Dugaan Rp21 Miliar untuk Dirjen Bea Cukai Mengemuka, Begini Reaksi Pakar

Munculnya nama Direktur Jenderal Bea dan Cukai dalam persidangan perkara Blue Ray Cargo, kembali memantik perhatian publik.

Dugaan Rp21 Miliar untuk Dirjen Bea Cukai Mengemuka, Begini Reaksi Pakar
ilustrasi/net

INILAHKORAN.ID - Munculnya nama Direktur Jenderal Bea dan Cukai dalam persidangan perkara Blue Ray Cargo, kembali memantik perhatian publik. Penyebutan kode BC1 yang dikaitkan dengan posisi Dirjen Bea dan Cukai, serta nilai dugaan aliran dana Rp21 miliar memicu gelombang pemberitaan dan perbincangan luas. 

Namun, sejumlah pihak mengingatkan agar publik tidak terburu-buru menyimpulkan adanya penerimaan uang, sebelum seluruh rantai pembuktian terungkap di persidangan.

Pakar Kontra Intelijen dan Analisis, R Gautama Wiranegara menilai, dinamika yang berkembang setelah sidang 12 Juni 2026 menunjukkan adanya risiko penyederhanaan fakta hukum yang sebenarnya masih memerlukan pengujian lebih lanjut.

Menurutnya, perkara yang melibatkan kode, perantara, serta dugaan aliran dana dalam struktur birokrasi tidak dapat dibaca secara hitam-putih. Terlebih ketika keterangan saksi lebih banyak bertumpu pada informasi yang diterima dari pihak lain.

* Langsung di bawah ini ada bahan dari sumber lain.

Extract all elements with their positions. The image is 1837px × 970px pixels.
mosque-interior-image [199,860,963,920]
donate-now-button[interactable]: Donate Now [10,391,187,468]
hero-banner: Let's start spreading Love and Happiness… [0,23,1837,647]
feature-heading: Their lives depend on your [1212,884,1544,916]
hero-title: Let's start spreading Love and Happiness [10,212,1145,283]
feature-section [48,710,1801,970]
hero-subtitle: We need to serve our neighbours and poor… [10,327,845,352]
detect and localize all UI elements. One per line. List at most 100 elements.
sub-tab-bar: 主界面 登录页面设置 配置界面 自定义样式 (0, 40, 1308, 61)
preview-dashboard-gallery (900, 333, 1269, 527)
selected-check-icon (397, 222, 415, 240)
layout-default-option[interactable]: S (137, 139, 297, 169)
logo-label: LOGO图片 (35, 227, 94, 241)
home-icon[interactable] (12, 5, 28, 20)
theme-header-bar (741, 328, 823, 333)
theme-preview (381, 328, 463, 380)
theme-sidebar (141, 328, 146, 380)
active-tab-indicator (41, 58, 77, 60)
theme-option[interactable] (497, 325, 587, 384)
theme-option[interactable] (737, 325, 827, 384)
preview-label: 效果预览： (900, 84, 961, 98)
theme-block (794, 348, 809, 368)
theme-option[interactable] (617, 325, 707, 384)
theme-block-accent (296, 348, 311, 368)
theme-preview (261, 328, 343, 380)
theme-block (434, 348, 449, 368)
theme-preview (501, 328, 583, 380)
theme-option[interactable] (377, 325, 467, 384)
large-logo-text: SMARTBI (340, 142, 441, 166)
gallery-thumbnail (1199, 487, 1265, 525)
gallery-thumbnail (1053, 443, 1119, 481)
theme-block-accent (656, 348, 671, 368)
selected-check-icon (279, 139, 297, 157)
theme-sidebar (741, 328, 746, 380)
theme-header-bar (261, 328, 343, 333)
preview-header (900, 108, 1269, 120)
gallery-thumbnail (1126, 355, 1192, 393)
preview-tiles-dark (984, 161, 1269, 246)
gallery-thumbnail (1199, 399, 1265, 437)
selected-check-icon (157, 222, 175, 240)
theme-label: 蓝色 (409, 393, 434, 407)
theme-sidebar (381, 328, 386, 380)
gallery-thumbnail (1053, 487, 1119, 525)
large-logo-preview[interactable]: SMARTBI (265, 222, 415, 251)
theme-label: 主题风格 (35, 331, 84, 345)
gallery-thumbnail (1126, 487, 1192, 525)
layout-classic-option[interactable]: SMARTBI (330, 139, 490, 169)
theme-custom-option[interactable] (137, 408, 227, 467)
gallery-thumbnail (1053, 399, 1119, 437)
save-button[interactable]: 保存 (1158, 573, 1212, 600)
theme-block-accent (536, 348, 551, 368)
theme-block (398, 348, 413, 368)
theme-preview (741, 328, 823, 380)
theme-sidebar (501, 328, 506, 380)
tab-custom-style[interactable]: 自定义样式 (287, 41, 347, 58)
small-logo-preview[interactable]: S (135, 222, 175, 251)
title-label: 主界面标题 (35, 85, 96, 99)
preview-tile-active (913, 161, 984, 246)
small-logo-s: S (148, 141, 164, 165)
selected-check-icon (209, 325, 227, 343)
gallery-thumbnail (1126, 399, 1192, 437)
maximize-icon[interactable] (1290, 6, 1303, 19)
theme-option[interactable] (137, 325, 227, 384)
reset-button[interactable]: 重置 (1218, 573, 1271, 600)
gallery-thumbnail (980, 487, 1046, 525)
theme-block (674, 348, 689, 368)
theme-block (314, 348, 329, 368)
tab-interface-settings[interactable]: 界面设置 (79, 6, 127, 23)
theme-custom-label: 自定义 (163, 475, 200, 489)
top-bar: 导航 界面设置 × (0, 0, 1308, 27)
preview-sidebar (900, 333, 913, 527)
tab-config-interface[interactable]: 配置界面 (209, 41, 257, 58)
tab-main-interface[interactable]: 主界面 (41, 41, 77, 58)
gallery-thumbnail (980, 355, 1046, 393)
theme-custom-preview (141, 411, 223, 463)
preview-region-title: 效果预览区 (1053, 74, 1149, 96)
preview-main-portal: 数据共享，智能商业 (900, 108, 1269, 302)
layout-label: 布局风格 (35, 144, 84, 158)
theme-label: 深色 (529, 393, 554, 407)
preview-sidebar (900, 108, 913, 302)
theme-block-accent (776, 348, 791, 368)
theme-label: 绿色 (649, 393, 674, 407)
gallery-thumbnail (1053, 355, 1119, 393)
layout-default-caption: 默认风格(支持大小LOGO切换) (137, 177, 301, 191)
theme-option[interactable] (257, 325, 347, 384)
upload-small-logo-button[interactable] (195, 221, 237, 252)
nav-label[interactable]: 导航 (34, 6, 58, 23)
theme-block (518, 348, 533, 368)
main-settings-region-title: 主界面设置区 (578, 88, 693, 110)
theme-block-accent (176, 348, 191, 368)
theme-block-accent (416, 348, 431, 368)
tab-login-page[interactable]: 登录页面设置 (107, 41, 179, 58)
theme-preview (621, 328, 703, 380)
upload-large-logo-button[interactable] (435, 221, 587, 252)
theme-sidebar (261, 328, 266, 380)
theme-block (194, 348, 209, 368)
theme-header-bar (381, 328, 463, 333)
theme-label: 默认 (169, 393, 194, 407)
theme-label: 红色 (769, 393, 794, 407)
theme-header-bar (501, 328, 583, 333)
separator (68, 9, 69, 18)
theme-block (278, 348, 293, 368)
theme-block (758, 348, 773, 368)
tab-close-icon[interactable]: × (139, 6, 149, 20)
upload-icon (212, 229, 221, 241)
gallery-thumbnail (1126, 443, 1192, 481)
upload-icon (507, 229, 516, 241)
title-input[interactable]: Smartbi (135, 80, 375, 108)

"Betul dalam arti apa? Betul bahwa kode itu tertulis di catatan internal? Betul bahwa Orlando menjelaskan demikian kepada John? Betul bahwa John percaya uang itu sampai? Atau betul bahwa Djaka benar-benar menerima uang itu secara fisik dan sadar?" kata Gautama dalam keterangannya, Senin (15/6/2026).

Ia mengatakan, setiap lapisan tersebut memiliki konsekuensi hukum yang berbeda. Karena itu, keberadaan kode maupun keyakinan saksi tidak serta-merta dapat diterjemahkan sebagai bukti bahwa seseorang telah menerima uang secara langsung.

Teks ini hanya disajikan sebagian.